American Design Hot List

Aleks Pollner

The Polish-born Cranbrook student debuted a furniture line this year that demonstrated a sophisticated juxtaposition of textures and materials.

What is American design to you, and what excites you about it?
It’s a great honor to be named here alongside some highly talented and inspiring peers. I look forward to reading their thoughts on this question, because for me, it raises a lot of complex thoughts around what design is today, around audience and marketplace, and around what is fundamentally American. We, as American designers, are seeking not only to construct what design is today and what our responsibilities are, but what American means and whether it even exists in an ever-more homogenized tech-driven world economy. The transcending power of design, for me, always addressed our humanness and our experience as human beings. What keeps me excited is the human hand — the inclusion of specialized craftsmen and manufacturers in the fabrication process, and small-batch or one-off production.

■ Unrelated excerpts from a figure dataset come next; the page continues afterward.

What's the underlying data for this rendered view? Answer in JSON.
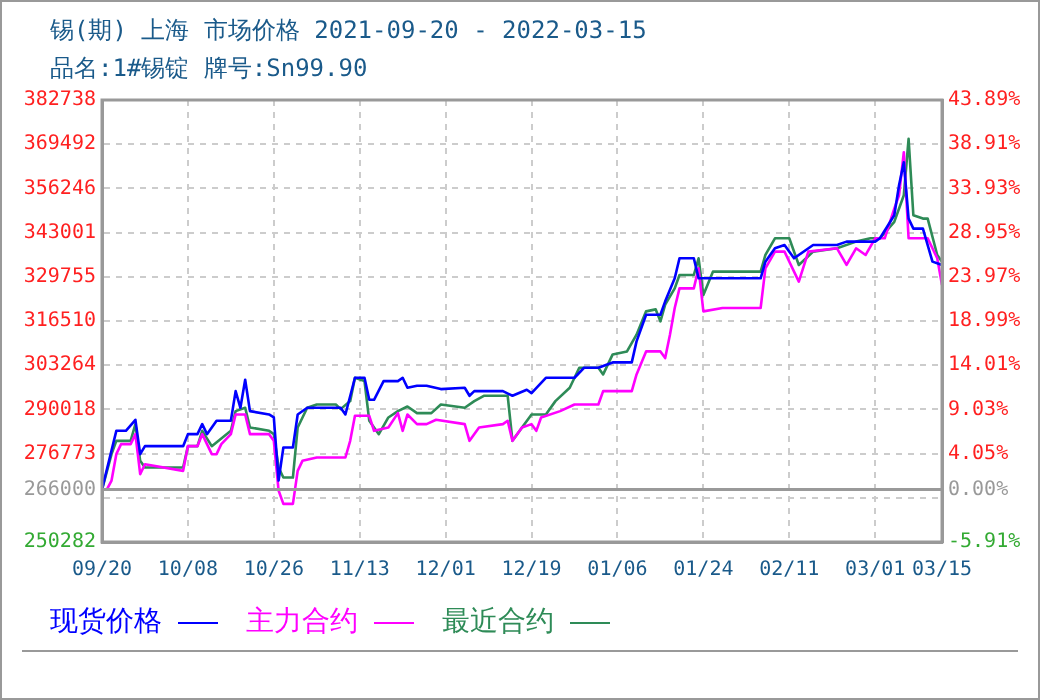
{
  "chart_data": {
    "type": "line",
    "title": "锡(期) 上海 市场价格 2021-09-20 - 2022-03-15",
    "subtitle": "品名:1#锡锭 牌号:Sn99.90",
    "xlim": [
      "2021-09-20",
      "2022-03-15"
    ],
    "xticks": [
      {
        "value": "2021-09-20",
        "label": "09/20"
      },
      {
        "value": "2021-10-08",
        "label": "10/08"
      },
      {
        "value": "2021-10-26",
        "label": "10/26"
      },
      {
        "value": "2021-11-13",
        "label": "11/13"
      },
      {
        "value": "2021-12-01",
        "label": "12/01"
      },
      {
        "value": "2021-12-19",
        "label": "12/19"
      },
      {
        "value": "2022-01-06",
        "label": "01/06"
      },
      {
        "value": "2022-01-24",
        "label": "01/24"
      },
      {
        "value": "2022-02-11",
        "label": "02/11"
      },
      {
        "value": "2022-03-01",
        "label": "03/01"
      },
      {
        "value": "2022-03-15",
        "label": "03/15"
      }
    ],
    "ylim": [
      250282,
      382738
    ],
    "yticks": [
      250282,
      {
        "value": 263528,
        "label": null
      },
      266000,
      276773,
      290018,
      303264,
      316510,
      329755,
      343001,
      356246,
      369492,
      382738
    ],
    "y2lim": [
      -5.91,
      43.89
    ],
    "y2ticks": [
      {
        "value": -5.91,
        "label": "-5.91%"
      },
      {
        "value": 0,
        "label": "0.00%"
      },
      {
        "value": 4.05,
        "label": "4.05%"
      },
      {
        "value": 9.03,
        "label": "9.03%"
      },
      {
        "value": 14.01,
        "label": "14.01%"
      },
      {
        "value": 18.99,
        "label": "18.99%"
      },
      {
        "value": 23.97,
        "label": "23.97%"
      },
      {
        "value": 28.95,
        "label": "28.95%"
      },
      {
        "value": 33.93,
        "label": "33.93%"
      },
      {
        "value": 38.91,
        "label": "38.91%"
      },
      {
        "value": 43.89,
        "label": "43.89%"
      }
    ],
    "grid": true,
    "legend": "bottom",
    "line_style": "solid",
    "ref_lines": [
      {
        "axis": "y",
        "value": 266000,
        "color": "#999999"
      }
    ],
    "series": [
      {
        "name": "现货价格",
        "color": "#0000ff",
        "x": [
          "2021-09-20",
          "2021-09-23",
          "2021-09-25",
          "2021-09-27",
          "2021-09-28",
          "2021-09-29",
          "2021-10-07",
          "2021-10-08",
          "2021-10-10",
          "2021-10-11",
          "2021-10-12",
          "2021-10-14",
          "2021-10-17",
          "2021-10-18",
          "2021-10-19",
          "2021-10-20",
          "2021-10-21",
          "2021-10-25",
          "2021-10-26",
          "2021-10-27",
          "2021-10-28",
          "2021-10-30",
          "2021-10-31",
          "2021-11-02",
          "2021-11-09",
          "2021-11-10",
          "2021-11-12",
          "2021-11-14",
          "2021-11-15",
          "2021-11-16",
          "2021-11-18",
          "2021-11-21",
          "2021-11-22",
          "2021-11-23",
          "2021-11-25",
          "2021-11-27",
          "2021-11-30",
          "2021-12-05",
          "2021-12-06",
          "2021-12-07",
          "2021-12-13",
          "2021-12-15",
          "2021-12-18",
          "2021-12-19",
          "2021-12-22",
          "2021-12-28",
          "2021-12-30",
          "2022-01-02",
          "2022-01-05",
          "2022-01-09",
          "2022-01-10",
          "2022-01-12",
          "2022-01-15",
          "2022-01-16",
          "2022-01-18",
          "2022-01-19",
          "2022-01-22",
          "2022-01-23",
          "2022-02-05",
          "2022-02-06",
          "2022-02-08",
          "2022-02-10",
          "2022-02-12",
          "2022-02-16",
          "2022-02-21",
          "2022-02-23",
          "2022-03-01",
          "2022-03-02",
          "2022-03-05",
          "2022-03-06",
          "2022-03-07",
          "2022-03-08",
          "2022-03-09",
          "2022-03-11",
          "2022-03-13",
          "2022-03-15"
        ],
        "values": [
          266000,
          283600,
          283600,
          286900,
          276600,
          279000,
          279000,
          282600,
          282600,
          285600,
          282600,
          286600,
          286600,
          295500,
          290500,
          298900,
          289500,
          288500,
          287600,
          268700,
          278600,
          278600,
          288500,
          290500,
          290500,
          288500,
          299500,
          299500,
          292900,
          292900,
          298500,
          298500,
          299500,
          296500,
          297100,
          297100,
          296100,
          296500,
          294100,
          295500,
          295500,
          294100,
          295900,
          294900,
          299500,
          299500,
          302500,
          302500,
          304100,
          304100,
          310400,
          318400,
          318400,
          322400,
          329300,
          335300,
          335300,
          329300,
          329300,
          334300,
          338300,
          339300,
          335300,
          339300,
          339300,
          340300,
          340300,
          341300,
          348200,
          357200,
          364100,
          347200,
          344200,
          344200,
          334300,
          333300
        ]
      },
      {
        "name": "主力合约",
        "color": "#ff00ff",
        "x": [
          "2021-09-21",
          "2021-09-22",
          "2021-09-23",
          "2021-09-24",
          "2021-09-26",
          "2021-09-27",
          "2021-09-28",
          "2021-09-29",
          "2021-10-07",
          "2021-10-08",
          "2021-10-10",
          "2021-10-11",
          "2021-10-13",
          "2021-10-14",
          "2021-10-15",
          "2021-10-17",
          "2021-10-18",
          "2021-10-20",
          "2021-10-21",
          "2021-10-25",
          "2021-10-26",
          "2021-10-27",
          "2021-10-28",
          "2021-10-30",
          "2021-10-31",
          "2021-11-01",
          "2021-11-04",
          "2021-11-10",
          "2021-11-11",
          "2021-11-12",
          "2021-11-15",
          "2021-11-16",
          "2021-11-19",
          "2021-11-21",
          "2021-11-22",
          "2021-11-23",
          "2021-11-25",
          "2021-11-27",
          "2021-11-29",
          "2021-12-05",
          "2021-12-06",
          "2021-12-08",
          "2021-12-13",
          "2021-12-14",
          "2021-12-15",
          "2021-12-17",
          "2021-12-19",
          "2021-12-20",
          "2021-12-21",
          "2021-12-25",
          "2021-12-28",
          "2022-01-02",
          "2022-01-03",
          "2022-01-09",
          "2022-01-10",
          "2022-01-12",
          "2022-01-15",
          "2022-01-16",
          "2022-01-17",
          "2022-01-18",
          "2022-01-19",
          "2022-01-22",
          "2022-01-23",
          "2022-01-24",
          "2022-01-28",
          "2022-02-05",
          "2022-02-06",
          "2022-02-08",
          "2022-02-10",
          "2022-02-13",
          "2022-02-15",
          "2022-02-21",
          "2022-02-23",
          "2022-02-25",
          "2022-02-27",
          "2022-03-01",
          "2022-03-03",
          "2022-03-05",
          "2022-03-06",
          "2022-03-07",
          "2022-03-08",
          "2022-03-12",
          "2022-03-14",
          "2022-03-15"
        ],
        "values": [
          266000,
          268700,
          276600,
          279600,
          279600,
          282600,
          270600,
          273600,
          271600,
          279000,
          279000,
          282600,
          276600,
          276600,
          279600,
          282600,
          288500,
          288500,
          282600,
          282600,
          280600,
          265700,
          261700,
          261700,
          271600,
          274600,
          275600,
          275600,
          280600,
          288100,
          288100,
          283600,
          284600,
          288900,
          283600,
          288500,
          285600,
          285600,
          286900,
          285600,
          280600,
          284600,
          285600,
          286600,
          280600,
          284600,
          285600,
          283600,
          287600,
          289500,
          291500,
          291500,
          295500,
          295500,
          300500,
          307400,
          307400,
          305400,
          312400,
          320400,
          326300,
          326300,
          332300,
          319400,
          320400,
          320400,
          332300,
          337300,
          337300,
          328300,
          337300,
          338300,
          333300,
          338300,
          336300,
          341300,
          341300,
          350200,
          354200,
          367100,
          341300,
          341300,
          335300,
          327300
        ]
      },
      {
        "name": "最近合约",
        "color": "#2e8b57",
        "x": [
          "2021-09-20",
          "2021-09-22",
          "2021-09-23",
          "2021-09-26",
          "2021-09-27",
          "2021-09-28",
          "2021-09-29",
          "2021-10-07",
          "2021-10-08",
          "2021-10-10",
          "2021-10-11",
          "2021-10-13",
          "2021-10-17",
          "2021-10-18",
          "2021-10-20",
          "2021-10-21",
          "2021-10-25",
          "2021-10-26",
          "2021-10-27",
          "2021-10-28",
          "2021-10-30",
          "2021-10-31",
          "2021-11-02",
          "2021-11-04",
          "2021-11-08",
          "2021-11-09",
          "2021-11-11",
          "2021-11-12",
          "2021-11-14",
          "2021-11-15",
          "2021-11-17",
          "2021-11-19",
          "2021-11-21",
          "2021-11-23",
          "2021-11-25",
          "2021-11-28",
          "2021-11-30",
          "2021-12-05",
          "2021-12-07",
          "2021-12-09",
          "2021-12-14",
          "2021-12-15",
          "2021-12-17",
          "2021-12-19",
          "2021-12-22",
          "2021-12-24",
          "2021-12-27",
          "2021-12-29",
          "2022-01-02",
          "2022-01-03",
          "2022-01-05",
          "2022-01-08",
          "2022-01-10",
          "2022-01-12",
          "2022-01-14",
          "2022-01-15",
          "2022-01-16",
          "2022-01-18",
          "2022-01-19",
          "2022-01-22",
          "2022-01-23",
          "2022-01-24",
          "2022-01-26",
          "2022-02-05",
          "2022-02-06",
          "2022-02-08",
          "2022-02-11",
          "2022-02-13",
          "2022-02-16",
          "2022-02-21",
          "2022-02-25",
          "2022-02-28",
          "2022-03-02",
          "2022-03-05",
          "2022-03-07",
          "2022-03-08",
          "2022-03-09",
          "2022-03-11",
          "2022-03-12",
          "2022-03-14",
          "2022-03-15"
        ],
        "values": [
          266000,
          276600,
          280600,
          280600,
          285600,
          274600,
          272600,
          272600,
          279000,
          279000,
          283600,
          279000,
          283600,
          289500,
          290500,
          284600,
          283600,
          282600,
          272600,
          269600,
          269600,
          284600,
          290500,
          291500,
          291500,
          290100,
          292500,
          299500,
          298500,
          286600,
          282600,
          287600,
          289500,
          290900,
          288900,
          288900,
          291500,
          290500,
          292500,
          294100,
          294100,
          280600,
          284600,
          288500,
          288500,
          292500,
          296500,
          302500,
          302500,
          300500,
          306500,
          307400,
          312400,
          319400,
          320000,
          316400,
          321400,
          326300,
          330300,
          330300,
          335300,
          324300,
          331300,
          331300,
          336300,
          341300,
          341300,
          333300,
          337300,
          338300,
          340300,
          341300,
          341300,
          346200,
          354200,
          371100,
          348200,
          347200,
          347200,
          336300,
          334300
        ]
      }
    ]
  }
}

What are your plans and highlights for the upcoming year?
The biggest highlight and focus this year will be on projects for my graduation show at Cranbrook Art Academy, which will end up going to New York Design Week next year. I’m also really excited about a few incredible collaborations in the works. To me, collaborations are a creative must, because of the conversations and ideas they fuel and inspire.

What inspires your work in general?
Concept, material, and form drive my work. I’m currently absolutely inspired by land art and how a site informs a body of work. Shortly after New York Design Week I had gone to Marfa, TX, and in the midst of the desolate desert, its inhumanness, and Donald Judd’s concrete blocks, I experienced the feeling of being in an idea. The desert provides no cultural context, reference points, or any interference with a body of work except for the idea itself and the observer. In an environment where you’re confronted with your own mortality — with the desert representing a death, or transformation — what comes to life and confronts you is you, and the original idea proposed by the artist, the most pure experience of the work. I want to see and find that in my work, too. The conversation and experience would have not existed had I seen the same art in a gallery in New York.